Certamente, come ci ricorda anche Lucrezia Reichlin, gli spazi di manovra per la Ue (ma ancor più per i singoli Governi) si sono di molto ridotti, rendendo più complessa, e soprattutto più lunga, la soluzione dei problemi.
Sarà necessario prestare ancora più attenzione alle politiche di bilancio: politiche di spesa finanziate a debito potrebbero essere molto pericolose, con ripercussioni pesanti sui costi del loro finanziamento (basta pensare a quanto sta succedendo nel Regno Unito).

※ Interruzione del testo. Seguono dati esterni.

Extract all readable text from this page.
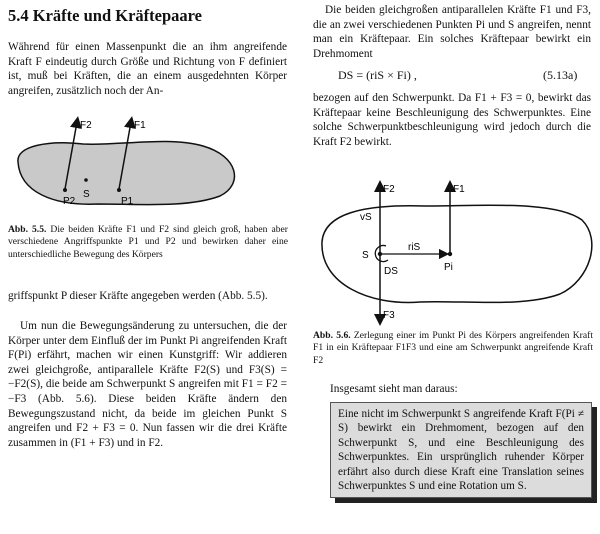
5.4 Kräfte und Kräftepaare
Während für einen Massenpunkt die an ihm angreifende Kraft F eindeutig durch Größe und Richtung von F definiert ist, muß bei Kräften, die an einem ausgedehnten Körper angreifen, zusätzlich noch der An-
F2	F1
P2
S
P1
Abb. 5.5. Die beiden Kräfte F1 und F2 sind gleich groß, haben aber verschiedene Angriffspunkte P1 und P2 und bewirken daher eine unterschiedliche Bewegung des Körpers
griffspunkt P dieser Kräfte angegeben werden (Abb. 5.5).
Um nun die Bewegungsänderung zu untersuchen, die der Körper unter dem Einfluß der im Punkt Pi angreifenden Kraft F(Pi) erfährt, machen wir einen Kunstgriff: Wir addieren zwei gleichgroße, antiparallele Kräfte F2(S) und F3(S) = −F2(S), die beide am Schwerpunkt S angreifen mit F1 = F2 = −F3 (Abb. 5.6). Diese beiden Kräfte ändern den Bewegungszustand nicht, da beide im gleichen Punkt S angreifen und F2 + F3 = 0. Nun fassen wir die drei Kräfte zusammen in (F1 + F3) und in F2.
Die beiden gleichgroßen antiparallelen Kräfte F1 und F3, die an zwei verschiedenen Punkten Pi und S angreifen, nennt man ein Kräftepaar. Ein solches Kräftepaar bewirkt ein Drehmoment
DS = (riS × Fi) ,	(5.13a)
bezogen auf den Schwerpunkt. Da F1 + F3 = 0, bewirkt das Kräftepaar keine Beschleunigung des Schwerpunktes. Eine solche Schwerpunktbeschleunigung wird jedoch durch die Kraft F2 bewirkt.
F2	F1
vS
S
riS
DS	Pi
F3
Abb. 5.6. Zerlegung einer im Punkt Pi des Körpers angreifenden Kraft F1 in ein Kräftepaar F1F3 und eine am Schwerpunkt angreifende Kraft F2
Insgesamt sieht man daraus:
Eine nicht im Schwerpunkt S angreifende Kraft F(Pi ≠ S) bewirkt ein Drehmoment, bezogen auf den Schwerpunkt S, und eine Beschleunigung des Schwerpunktes. Ein ursprünglich ruhender Körper erfährt also durch diese Kraft eine Translation seines Schwerpunktes S und eine Rotation um S.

E sarà ancora più necessaria un’azione comune a livello europeo, unico modo per aumentare il peso negoziale nelle trattative per la definizione dei prezzi delle materie prime, evitando una pericolosa “competizione” tra Paesi, che favorirebbe, come ovvio, quelli più ricchi, mettendo invece a grave rischio la stabilità finanziaria di quelli messi peggio.
La nuova settimana si apre ancora all’insegna dell’incertezza, anche se sulle piazze asiatiche si notano, in questi minuti, segnali di recupero. Tokyo risulta la piazza più pesante, con il Nikkei che perde oltre l’1%. Sia Shanghai che Hong Kong, invece, si sono portate, seppur marginalmente, in territorio positivo, favoriti dall’andamento dei Futures, che ha Wall Street sono in rialzo di quasi l’1%. Situazione analoga in Europa, anche se il rialzo risulta più contenuto (Eurostoxx + 0,74%).
Petrolio in moderata risalita, con il WTI a $ 86,42 (+ 0,84%).
In calo, invece, il gas naturale Usa, a $ 6,307 (- 2,39%).
Oro a $ 1.656, + 0,38%.
Spread a 241,6 bp, con il BTP intorno al 4.70%.
Treasury vicino al 4%.
€/$ stabile, a 0,9738.
Bitcoin a $ 19.279, + 0,78%.
Ps: hanno preso il via ieri, a Pechino, i lavori del XX Congresso del Partito Comunista cinese. Tante sarebbero le cose da dire. Ci limitiamo ad alcune. I delegati sono 2.296, tutti con la mascherina (un ulteriore segnale dell’approccio estremamente rigoroso che le autorità cinesi continuano ad avere verso il Covid). Il discorso iniziale del leader Xi Jinpin è durato circa 1 h e mezza (5 anni fa 3h e mezza: un’eternità). In merito al suo contenuto, molte le cose che ci sarebbero da dire. Volendo limitarle a 3, la conferma che in Cina la povertà è ancora molto diffusa, con circa 600 ML di persone che vivono con un reddito di 1.00 yuan (circa € 143 mese). Che le “mire” su Taiwan restano altissime (la Cina “si opporrà in ogni modo alle interferenze straniere”). E il fatto che non è stato fatto in alcun modo riferimento alla guerra in Ucraina: spesso i silenzi dicono molto più delle parole.